Born in 1923 in Montreal, Jean-Paul Riopelle was one of the major figures in post-war abstract art, and certainly the most important Canadian painter of the twentieth century. He was associated for a time with the Surrealist and Automatist movement. In Paris, where he settled in 1947, he discovered new affinities with the pioneers of lyrical abstraction. Renowned for his mental landscapes, Riopelle expressed himself by means of various media such as painting, sculpture and lithography.

At the dawn of the 1950s, Riopelle’s technique took a decisive turn when he definitively adopted the palette knife and renounced the brush, drawing, figuration, or any form of academicism. This gesture of emancipation had a major impact on his work and marked the beginning of the so-called “mosaic” period and international recognition, which began with his first exhibition at Pierre Loeb’s gallery in May 1953.
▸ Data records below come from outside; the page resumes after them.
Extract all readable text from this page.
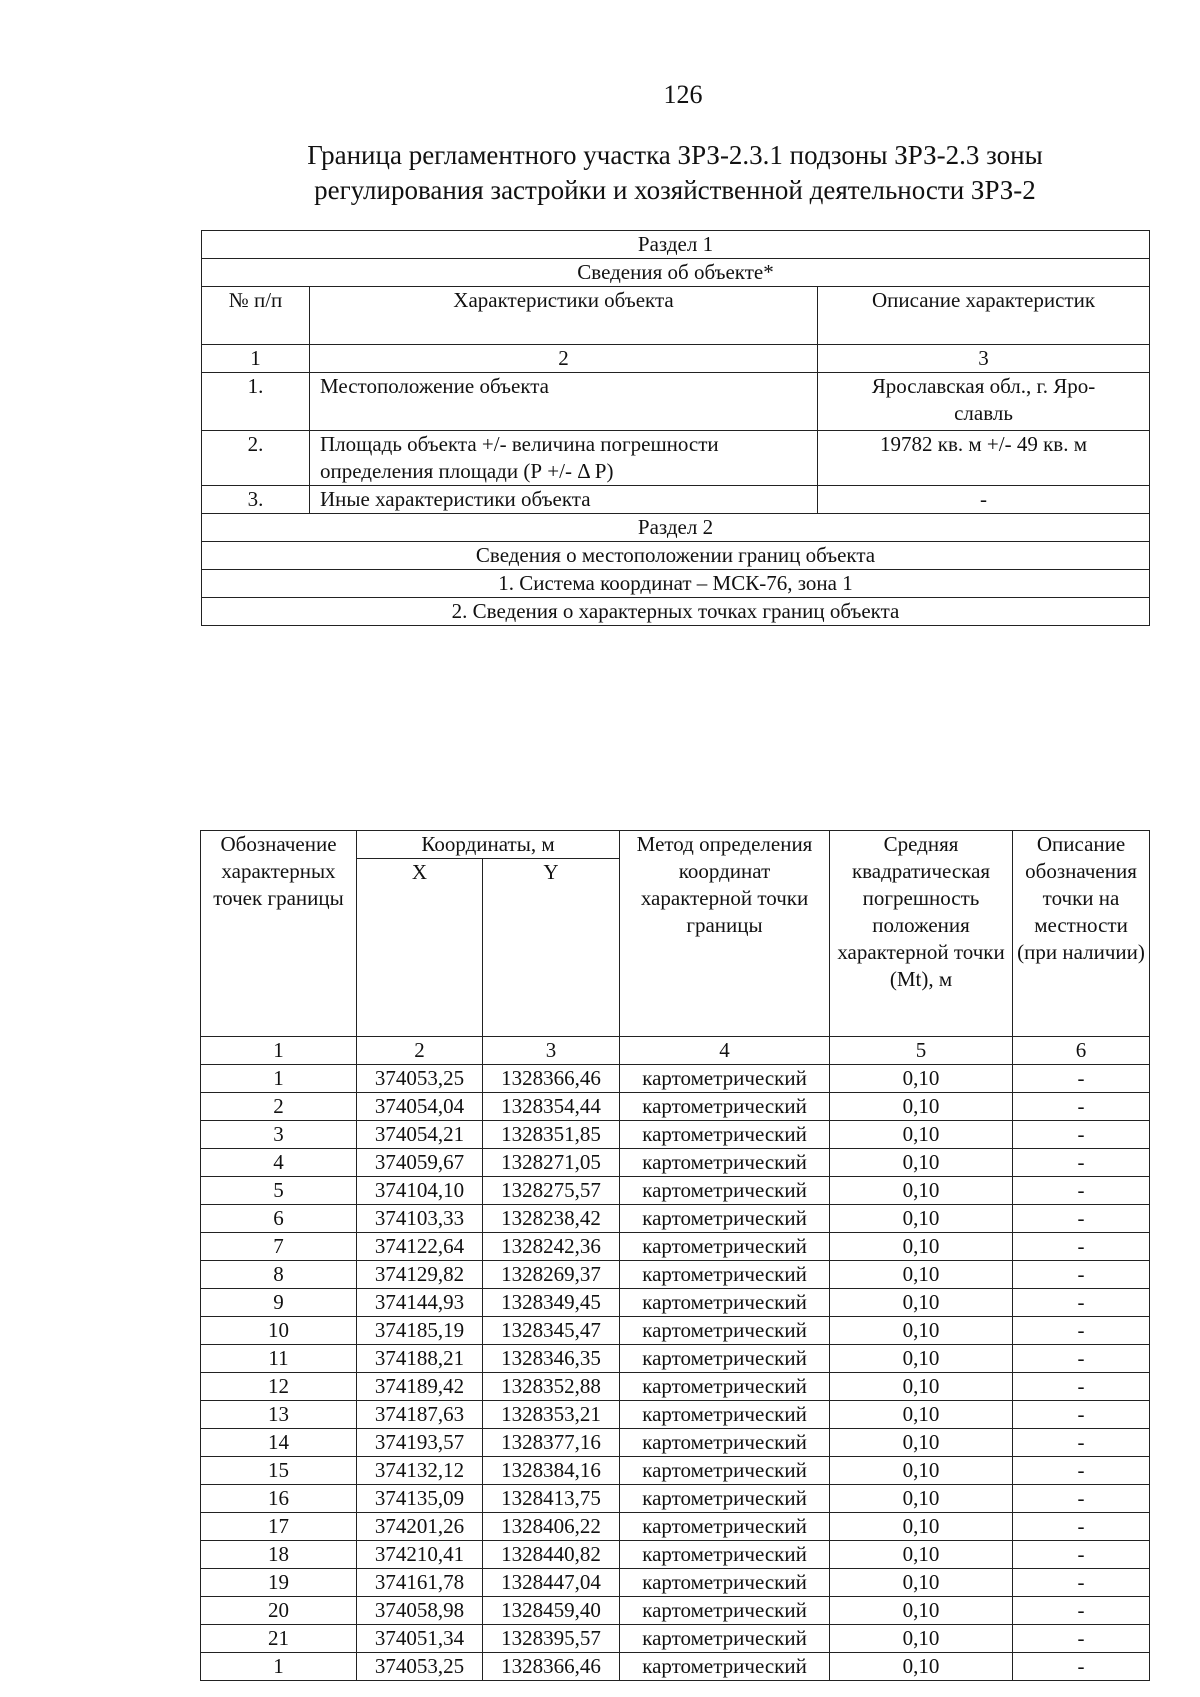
126
Граница регламентного участка ЗРЗ-2.3.1 подзоны ЗРЗ-2.3 зоны
регулирования застройки и хозяйственной деятельности ЗРЗ-2
Раздел 1		
Сведения об объекте*		
№ п/п	Характеристики объекта	Описание характеристик
1	2	3
1.	Местоположение объекта	Ярославская обл., г. Яро-
славль

2.	Площадь объекта +/- величина погрешности определения площади (Р +/- Δ Р)	19782 кв. м +/- 49 кв. м
3.	Иные характеристики объекта	-
Раздел 2		
Сведения о местоположении границ объекта		
1. Система координат – МСК-76, зона 1		
2. Сведения о характерных точках границ объекта		
Обозначение характерных точек границы	Координаты, м		Метод определения координат характерной точки границы	Средняя квадратическая погрешность положения характерной точки (Mt), м	Описание обозначения точки на местности (при наличии)
	X	Y			
1	2	3	4	5	6
1	374053,25	1328366,46	картометрический	0,10	-
2	374054,04	1328354,44	картометрический	0,10	-
3	374054,21	1328351,85	картометрический	0,10	-
4	374059,67	1328271,05	картометрический	0,10	-
5	374104,10	1328275,57	картометрический	0,10	-
6	374103,33	1328238,42	картометрический	0,10	-
7	374122,64	1328242,36	картометрический	0,10	-
8	374129,82	1328269,37	картометрический	0,10	-
9	374144,93	1328349,45	картометрический	0,10	-
10	374185,19	1328345,47	картометрический	0,10	-
11	374188,21	1328346,35	картометрический	0,10	-
12	374189,42	1328352,88	картометрический	0,10	-
13	374187,63	1328353,21	картометрический	0,10	-
14	374193,57	1328377,16	картометрический	0,10	-
15	374132,12	1328384,16	картометрический	0,10	-
16	374135,09	1328413,75	картометрический	0,10	-
17	374201,26	1328406,22	картометрический	0,10	-
18	374210,41	1328440,82	картометрический	0,10	-
19	374161,78	1328447,04	картометрический	0,10	-
20	374058,98	1328459,40	картометрический	0,10	-
21	374051,34	1328395,57	картометрический	0,10	-
1	374053,25	1328366,46	картометрический	0,10	-
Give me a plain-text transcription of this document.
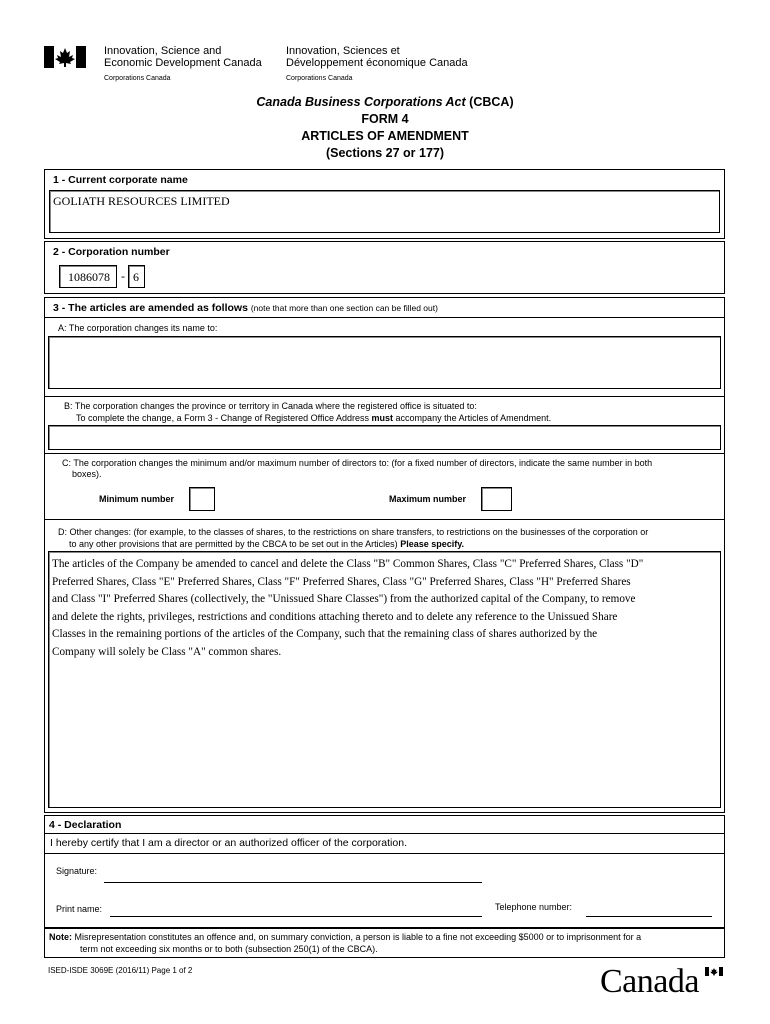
Innovation, Science and
Economic Development Canada
Corporations Canada
Innovation, Sciences et
Développement économique Canada
Corporations Canada
Canada Business Corporations Act (CBCA)
FORM 4
ARTICLES OF AMENDMENT
(Sections 27 or 177)
1 - Current corporate name
GOLIATH RESOURCES LIMITED
2 - Corporation number
1086078 - 6
3 - The articles are amended as follows (note that more than one section can be filled out)
A: The corporation changes its name to:
B: The corporation changes the province or territory in Canada where the registered office is situated to:
To complete the change, a Form 3 - Change of Registered Office Address must accompany the Articles of Amendment.
C: The corporation changes the minimum and/or maximum number of directors to: (for a fixed number of directors, indicate the same number in both
boxes).
Minimum number	Maximum number
D: Other changes: (for example, to the classes of shares, to the restrictions on share transfers, to restrictions on the businesses of the corporation or
to any other provisions that are permitted by the CBCA to be set out in the Articles) Please specify.
The articles of the Company be amended to cancel and delete the Class "B" Common Shares, Class "C" Preferred Shares, Class "D"
Preferred Shares, Class "E" Preferred Shares, Class "F" Preferred Shares, Class "G" Preferred Shares, Class "H" Preferred Shares
and Class "I" Preferred Shares (collectively, the "Unissued Share Classes") from the authorized capital of the Company, to remove
and delete the rights, privileges, restrictions and conditions attaching thereto and to delete any reference to the Unissued Share
Classes in the remaining portions of the articles of the Company, such that the remaining class of shares authorized by the
Company will solely be Class "A" common shares.
4 - Declaration
I hereby certify that I am a director or an authorized officer of the corporation.
Signature:
Print name:	Telephone number:
Note: Misrepresentation constitutes an offence and, on summary conviction, a person is liable to a fine not exceeding $5000 or to imprisonment for a
term not exceeding six months or to both (subsection 250(1) of the CBCA).
ISED-ISDE 3069E (2016/11) Page 1 of 2	Canada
By applying pure paint using a spatula, directly out of the tube, Riopelle developed a very particular way of sculpting matter. During the 1950s, to better use a rich, powerfully chromatic material, the artist employed a technique made of juxtapositions and scrapings of paint along the canvas. This evolving use of the spatula translated into different ways of moving the tool, of leaving a trace in the matter, reflecting Riopelle’s tireless spirit of creative exploration.

Based on the observation of nature and landscapes, without ever trying to imitate them, Riopelle’s compositions have a strong immersive dimension. The artist created a world that was eminently personal to him, an evocative spatiality which the viewer is invited to enter in in light of his own sensitivity. When Life magazine called Riopelle “Monet’s heir” in 1957, it was undoubtedly to highlight his filiation with the master of Giverny, whom he admired, and their common way of painting landscapes at the crossroads between figuration and abstraction, sensitive spaces reflecting the interiority of being.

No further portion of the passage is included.